Hochfilzen (dpa) - Ein Telefonat und Nadine Horchler war bei der Biathlon-Weltmeisterschaft dabei. «Ich habe daheim als Nachrückerin gewartet. Und dann kam der Anruf. Da packt sich die Tasche leichter und glücklicher», sagte die Willingerin nach dem ersten Training im WM-Stadion.

Weil Franziska Preuß krank ist und Deutschland durch den WM-Verfolgungssieg von Laura Dahlmeier im Vorjahr gleich fünf Startplätze für den Sprint am Freitag hat, darf die 30-Jährige bei den Titelkämpfen in Hochfilzen starten. «Als Nachrückerin kann ich ein bisschen befreiter ins Rennen gehen», glaubt die Antholz-Siegerin.

Im Januar bescherte sich Horchler mit ihrem ersten Weltcup-Sieg schlaflose Nächte. «Die ersten drei Tage war mit Schlafen nicht so viel.

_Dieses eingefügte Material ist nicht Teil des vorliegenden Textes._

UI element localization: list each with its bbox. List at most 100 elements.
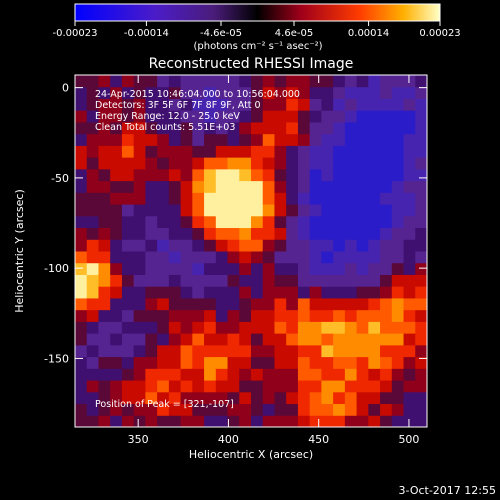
heatmap-cell [215,391,229,405]
heatmap-cell [145,86,158,99]
heatmap-cell [227,75,240,88]
heatmap-cell [227,168,240,182]
heatmap-cell [204,344,217,358]
heatmap-cell [204,180,217,193]
heatmap-cell [145,239,158,252]
heatmap-cell [227,309,240,322]
heatmap-cell [239,251,252,264]
heatmap-cell [333,391,346,405]
heatmap-cell [356,110,369,123]
heatmap-cell [133,262,146,275]
heatmap-cell [192,239,205,252]
heatmap-cell [368,251,381,264]
heatmap-cell [168,168,182,182]
heatmap-cell [204,145,217,158]
heatmap-cell [391,344,405,358]
heatmap-cell [262,157,275,170]
heatmap-cell [86,239,99,252]
heatmap-cell [251,86,264,99]
heatmap-cell [168,309,182,322]
heatmap-cell [391,333,405,346]
heatmap-cell [309,262,322,275]
heatmap-cell [133,192,146,205]
heatmap-cell [356,157,369,170]
heatmap-cell [110,239,123,252]
heatmap-cell [98,168,111,182]
heatmap-cell [157,286,170,299]
heatmap-cell [368,403,381,416]
heatmap-cell [133,157,146,170]
heatmap-cell [192,98,205,111]
heatmap-cell [274,333,287,346]
heatmap-cell [168,391,182,405]
heatmap-cell [251,157,264,170]
y-tick-label: 0 [62,82,69,95]
heatmap-cell [274,368,287,381]
heatmap-cell [380,403,393,416]
heatmap-cell [403,344,416,358]
heatmap-cell [391,251,405,264]
heatmap-cell [227,86,240,99]
heatmap-cell [86,192,99,205]
heatmap-cell [415,227,427,240]
heatmap-cell [145,227,158,240]
heatmap-cell [192,145,205,158]
heatmap-cell [368,309,381,322]
heatmap-cell [391,98,405,111]
heatmap-cell [215,239,229,252]
heatmap-cell [204,391,217,405]
heatmap-cell [356,391,369,405]
heatmap-cell [157,75,170,88]
heatmap-cell [344,121,358,135]
heatmap-cell [75,133,88,146]
heatmap-cell [157,121,170,135]
heatmap-cell [157,180,170,193]
heatmap-cell [356,380,369,393]
heatmap-cell [168,110,182,123]
heatmap-cell [251,415,264,427]
heatmap-cell [227,204,240,217]
heatmap-cell [110,86,123,99]
heatmap-cell [403,274,416,287]
heatmap-cell [192,415,205,427]
heatmap-cell [180,215,193,229]
heatmap-cell [344,157,358,170]
heatmap-cell [251,380,264,393]
heatmap-cell [368,204,381,217]
heatmap-cell [356,251,369,264]
heatmap-cell [157,356,170,369]
heatmap-cell [403,98,416,111]
heatmap-cell [344,75,358,88]
heatmap-cell [274,391,287,405]
heatmap-cell [110,321,123,334]
heatmap-cell [192,262,205,275]
heatmap-cell [274,262,287,275]
heatmap-cell [344,262,358,275]
heatmap-cell [239,110,252,123]
heatmap-cell [403,215,416,229]
heatmap-cell [309,356,322,369]
heatmap-cell [262,168,275,182]
heatmap-cell [98,262,111,275]
heatmap-cell [380,356,393,369]
heatmap-cell [297,368,311,381]
heatmap-cell [145,403,158,416]
heatmap-cell [251,133,264,146]
heatmap-cell [227,145,240,158]
heatmap-cell [157,262,170,275]
heatmap-cell [145,321,158,334]
heatmap-cell [297,344,311,358]
heatmap-cell [297,204,311,217]
heatmap-cell [227,239,240,252]
heatmap-cell [133,415,146,427]
heatmap-cell [415,403,427,416]
heatmap-cell [262,344,275,358]
heatmap-cell [110,110,123,123]
heatmap-cell [380,391,393,405]
heatmap-cell [75,180,88,193]
colorbar [74,3,441,22]
heatmap-cell [192,180,205,193]
heatmap-cell [321,239,334,252]
heatmap-cell [344,297,358,311]
heatmap-cell [110,262,123,275]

Da geht einem eine Dauerschleife durch den Kopf», sagte sie der «Hessenschau». Der Überraschungssieg sei nun «in den Hinterkopf gerückt». Die «Steh-Auf-Frau» im deutschen Team durchlebte eine wechselvolle Karriere. 2010 startete sie nicht mal im zweitklassigen IBU-Cup. Mit 23 stand sie am Scheideweg, jobbte einen Sommer in einer Pizzeria, wurde mit Material von Rekord-Weltmeisterin Magdalena Neuner unterstützt. «Dass ich jetzt dabei bin, zeigt, man muss immer wieder aufstehen. Das zahlt sich am Ende vielleicht doch aus.»